"Puisque nous sommes nés, il va bien falloir faire avec." Samuel Beckett

dimanche 31 mai 2009

Noires heures

Les noirceurs ondulantes en huiles dorées
Créatures dansantes aux gestes charmeurs
S’élèvent sur la plaine au berceau déploré
Nouant en haut du ciel de troubles profondeurs.

Leurs longues mains sont celles qui durent verser
Des bassins plein de larmes dans la nuit des temps.
Là leurs palmes informes aux bras élancés
En recueillent les grains pour faire de l’encens.

Dans leur poisseux visages aux masques sans traits
Quelques trous de regards percent d’un autre monde.
Il en pleut de ce froid aux terrifiants attraits
Qui resserre le corps d’une vieillesse immonde.

Créatures démentes aux tendres langueurs,
Elles ont pour chanter d’un lancinant murmure,
Le souffle qui s’échappe des caves du cœur,
Et les mélodies qui s’étranglent en brisures.

Là tu dors éveillé.

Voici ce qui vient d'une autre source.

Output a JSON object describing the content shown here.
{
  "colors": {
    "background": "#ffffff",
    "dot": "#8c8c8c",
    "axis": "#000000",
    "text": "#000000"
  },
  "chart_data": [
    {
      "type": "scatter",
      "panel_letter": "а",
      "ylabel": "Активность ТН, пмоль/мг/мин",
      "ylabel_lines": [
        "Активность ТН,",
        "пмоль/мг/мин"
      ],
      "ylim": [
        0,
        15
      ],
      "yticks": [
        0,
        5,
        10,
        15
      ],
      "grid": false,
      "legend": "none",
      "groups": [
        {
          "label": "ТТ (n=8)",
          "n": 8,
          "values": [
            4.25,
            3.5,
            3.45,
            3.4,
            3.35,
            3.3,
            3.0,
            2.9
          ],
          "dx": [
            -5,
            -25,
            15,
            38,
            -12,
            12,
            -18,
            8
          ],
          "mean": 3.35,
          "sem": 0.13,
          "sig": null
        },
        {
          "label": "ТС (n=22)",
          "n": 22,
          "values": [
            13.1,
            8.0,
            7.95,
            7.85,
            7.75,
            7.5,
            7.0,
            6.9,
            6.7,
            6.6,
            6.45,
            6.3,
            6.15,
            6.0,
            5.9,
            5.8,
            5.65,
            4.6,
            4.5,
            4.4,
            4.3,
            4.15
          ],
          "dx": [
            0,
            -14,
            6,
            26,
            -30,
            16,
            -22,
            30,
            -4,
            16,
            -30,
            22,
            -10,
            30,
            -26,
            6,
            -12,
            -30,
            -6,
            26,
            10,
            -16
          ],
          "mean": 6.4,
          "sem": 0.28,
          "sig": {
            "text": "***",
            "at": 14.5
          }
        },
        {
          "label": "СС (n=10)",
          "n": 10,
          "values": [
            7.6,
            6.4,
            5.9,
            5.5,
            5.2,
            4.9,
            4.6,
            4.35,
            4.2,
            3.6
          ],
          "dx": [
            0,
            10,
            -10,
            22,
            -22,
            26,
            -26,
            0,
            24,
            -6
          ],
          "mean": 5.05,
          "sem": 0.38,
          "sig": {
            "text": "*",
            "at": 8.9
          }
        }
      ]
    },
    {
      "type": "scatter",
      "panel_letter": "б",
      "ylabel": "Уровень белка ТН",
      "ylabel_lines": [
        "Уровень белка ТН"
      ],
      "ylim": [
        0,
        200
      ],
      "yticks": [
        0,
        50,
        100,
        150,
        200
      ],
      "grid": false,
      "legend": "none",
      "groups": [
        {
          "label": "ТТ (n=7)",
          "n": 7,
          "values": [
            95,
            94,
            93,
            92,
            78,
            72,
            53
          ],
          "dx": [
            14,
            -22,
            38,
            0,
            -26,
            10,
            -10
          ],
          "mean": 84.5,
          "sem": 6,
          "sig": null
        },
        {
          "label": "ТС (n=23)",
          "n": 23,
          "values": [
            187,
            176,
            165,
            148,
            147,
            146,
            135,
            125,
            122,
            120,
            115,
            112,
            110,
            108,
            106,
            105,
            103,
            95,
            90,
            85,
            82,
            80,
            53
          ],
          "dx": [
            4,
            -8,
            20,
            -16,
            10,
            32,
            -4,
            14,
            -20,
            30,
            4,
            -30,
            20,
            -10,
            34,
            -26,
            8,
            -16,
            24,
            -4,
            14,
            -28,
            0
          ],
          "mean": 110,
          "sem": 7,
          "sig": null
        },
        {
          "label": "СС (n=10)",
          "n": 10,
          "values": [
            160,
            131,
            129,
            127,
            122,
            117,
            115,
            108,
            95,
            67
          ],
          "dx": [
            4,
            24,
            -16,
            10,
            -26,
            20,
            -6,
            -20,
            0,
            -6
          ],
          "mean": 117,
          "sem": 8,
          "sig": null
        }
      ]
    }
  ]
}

Là les cruels vestiges
Qui se sont érigés, stèles des vœux ravis,
Ile de ton délire, puit noir d’un vertige,
Protègent ta prison. Là tu vis hors la vie.

Là tu traînes avec des grâces dépravées,
Creusant avec méthode dans le moindre indice
D’une clé où le nom de ton sort soit gravé
Pour la tordre avec la rage de ton délice.

Tu allonges la liste d’astres moribonds,
Et tu les attribues aux guerres ancestrales,
Avant de les couvrir des thèses des démons,
Invoqués pour plaider l’habitude brutale.

Tu lis dans les abysses des textes anciens.
Tu scrutes les raisons que cache le présent.
Tu sens venir la proie des écrans reptiliens.
Et le ciel toujours vide armé de partisans.

Là tu laisses donc sombrement te consoler,
Les fantasmes obsédants de ta servitude.
Au milieu d’eux tu sondes, l’esprit désolé,
L’origine immature de ton hébétude.

Aussi tu interroges d’exsangues ferveurs
Qui te tenaient debout pour gagner un peu d’or
Du continent promis à l’absurde faveur
Des bavardes statues que les peuples adorent.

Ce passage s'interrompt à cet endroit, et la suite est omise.